I say "put up", because I do not believe that even the partisan pro-PAP crowd believe that the curbing of civil liberties (press and speech freedoms, LGBT rights, the right to protest) has any valuable end in itself. In other words, they consider it a necessary evil and stomach it insofar as stomaching it is easy.
Two ways to think about this is to envision an Opposition-dominated Parliament with a far weakened PAP, where legislation after legislation is systematically passed against their political preferences. If you're a businessperson, think higher taxes and business restrictions. If your pet peeve is in the so-called culture wars, think laws that police social norms and abet and encourage "cancel culture". The second scenario is where PAP starts messing up the fundamentals, leading to high structural unemployment, inflation, economic stagnation, etc.
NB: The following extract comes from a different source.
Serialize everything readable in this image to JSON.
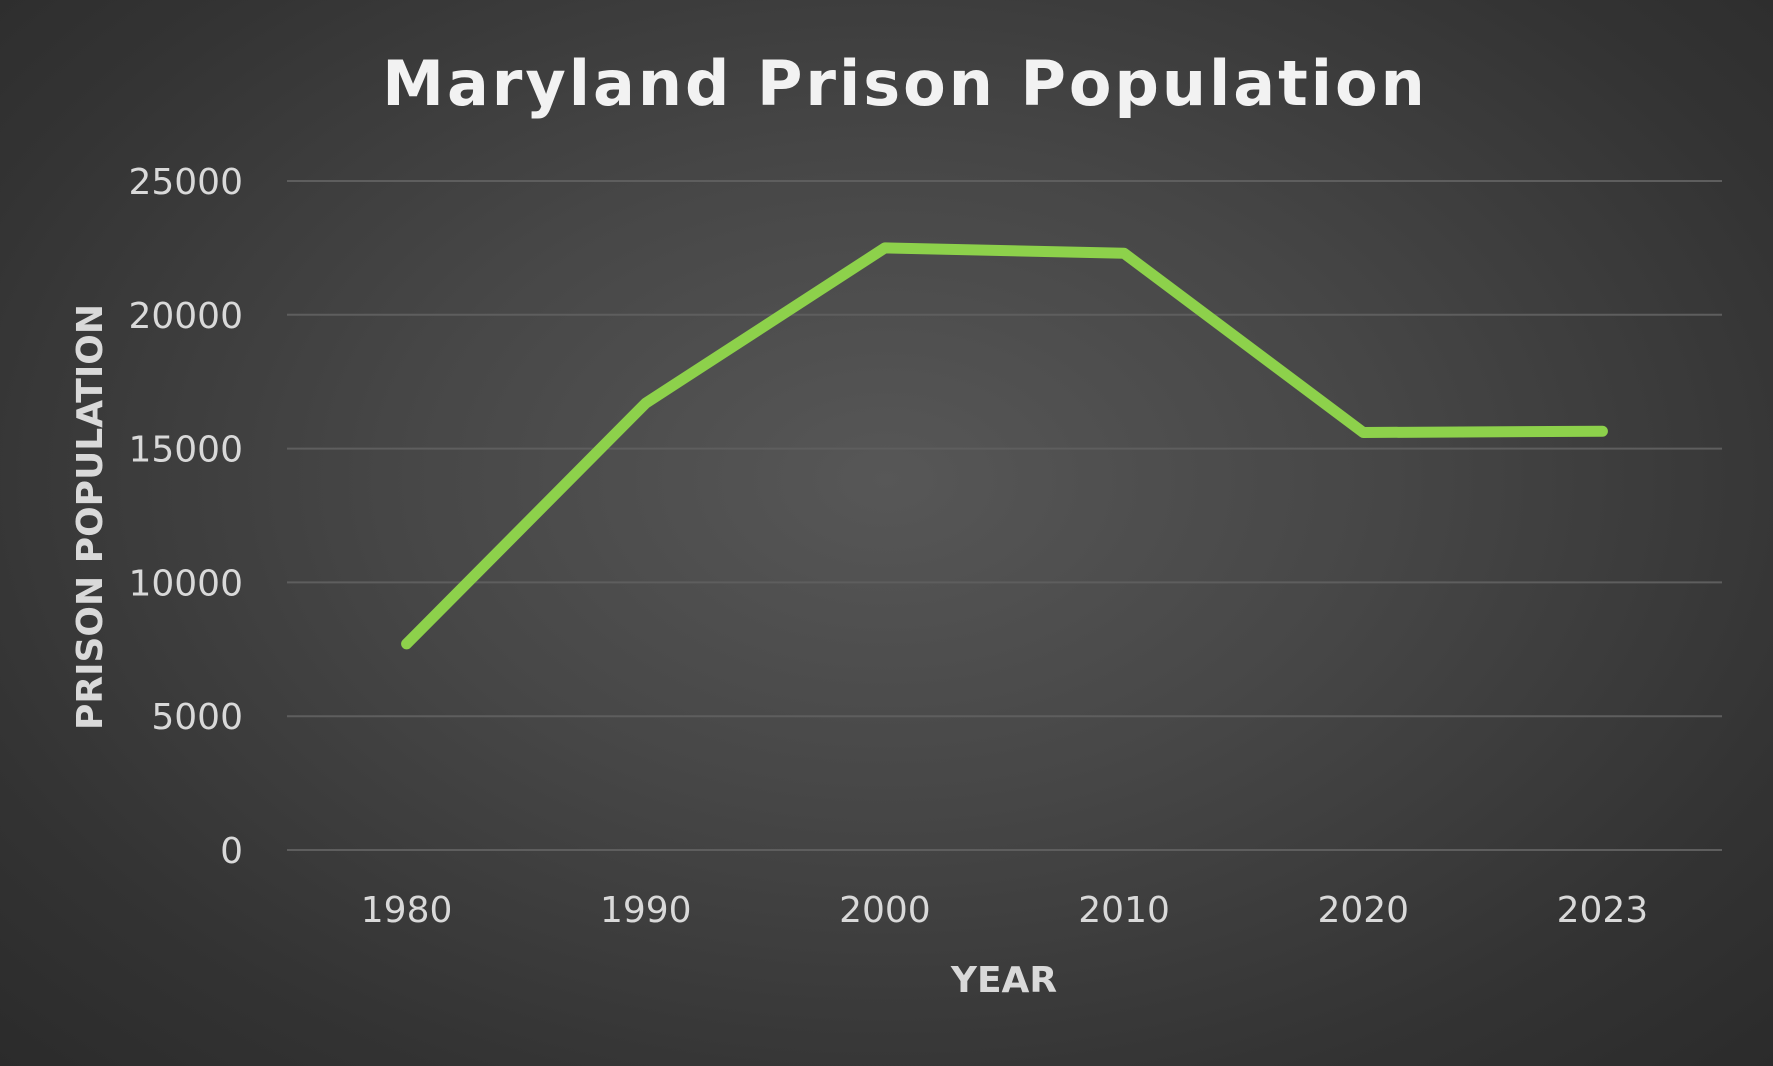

If we are set on the path of either of these hypothetical trajectories, would the pro-PAP crowd still be so gung-ho about the party's tight control over the media and many aspects of civil life? I don't think so. All that talk of how "East-Asian-style authoritarianism" is preferable to Western liberal democracy would be abandoned very quickly. That story is entirely contingent on a government that delivers the goods for them, which in the absence of, will crumble.
(The same BTW, is true in reverse. Think of how the Western powers in the 90s backed off on the "muh democracy" rhetoric when they realised Singapore was able to achieve growth without political liberalisation)
If I am correct, this has one major implication: Political democratisation is inevitable. As far as I can tell, there are two trends pushing in this direction.
The first: As material standards of living peak and the gains from "catch-up growth" are exhausted, voters will be increasingly discontent with the government's performance. We know that the task of growing a developed economy only gets harder, which means that pressure on the PAP will only intensify. This is not a sign of "failure" on part of the government per se, but just a descriptive reality of how voters tend to judge their political leaders based on relative, rather than absolute terms. (I don't care that Singapore is the richest in the world, am I better off than five years ago?)
The second trend pushing toward democratisation is that voters become less concerned with personal material needs, and more on intangible and abstract goods. This, of course, is common in most developed economies. As people get richer, they care less about material prosperity and more about equality, fairness and environmental value.
Both these trends push our political institutions in the direction of liberalisation. Even if the PAP stays in power, political norms are changing and the agenda cannot be as easily dictated, and is subject to harsher scrutiny.
To a large extent, much of this democratisation is already happening, but informally. The government is far less paternalistic and more consultative as compared to the 80s and 90s. LGBT freedoms are increasingly accepted and their concerns addressed, even if 377A is still on the books. The scope of speech freedoms have dramatically increased (in part thanks to social media platforms).
This is all good news to my progressive friends. Democratisation might come slowly, but it is surely coming. The mistake is in fixating solely on formal legislation while ignoring the tide of informal changes.